Mas, também, a verdade é que o Banco Espírito Santo, a partir de Portugal, montou um esquema de negócios corruptos em Angola. Portanto, houve, digamos, um import-export de corrupção entre Portugal e Angola que movimentou muito dinheiro, que movimentou interesses políticos e económicos nos dois países e que depois caiu com estrondo, ao mesmo tempo, em Angola e em Portugal. Era importante que nos processos que estão a decorrer, neste processo principal e, também, especificamente, nos que dizem respeito aos crimes relacionados com o BES Angola, se pudesse verdadeiramente perceber este circuito de corrupção com origem em Portugal, e que se instala em Angola, que depois tem crimes específicos que poderão ter sido cometidos em Angola, mas que depois tem uma exposição brutal na fragilização da própria casa-mãe do BESA em Portugal.
Mas isso não está ainda claro, quais são as responsabilidades.
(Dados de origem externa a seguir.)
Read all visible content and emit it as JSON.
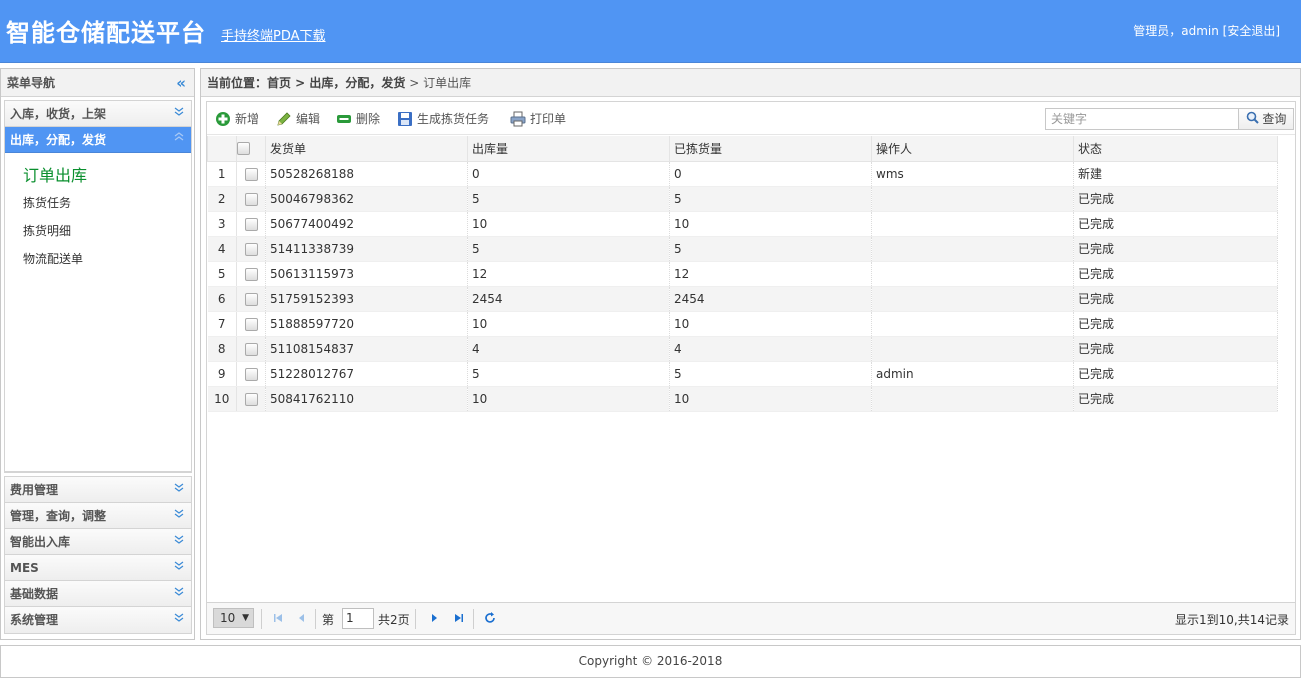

Quem é que roubou dinheiro em Portugal e em Angola e por onde é que ele foi, fundamentalmente? E seria muito importante e muito útil que, no âmbito destes processos, esses detalhes fossem esclarecidos porque, em Portugal, há uma narrativa de que o BES Angola foi um grande fator na falência do BES em Portugal. Isso pode ter sido verdade, mas também há uma evidência de que, a partir de Portugal, se criou uma estrutura corruptiva em Angola que também roubou muito dinheiro ou ajudou a roubar muito dinheiro do povo angolano. E, portanto, essas contas deviam ser acertadas.
Para além do contributo dos processos judiciais, eu diria que, no momento em que, quer o Governo português, quer o Governo angolano, estão a fazer grandes promessas e proclamações de combate à corrupção, devia haver um impulso político para esclarecer estas ligações e para assumir as responsabilidades pelo que aconteceu, também no plano político, para percebermos como é que foi possível esta cascata de rapina entre Portugal e Angola.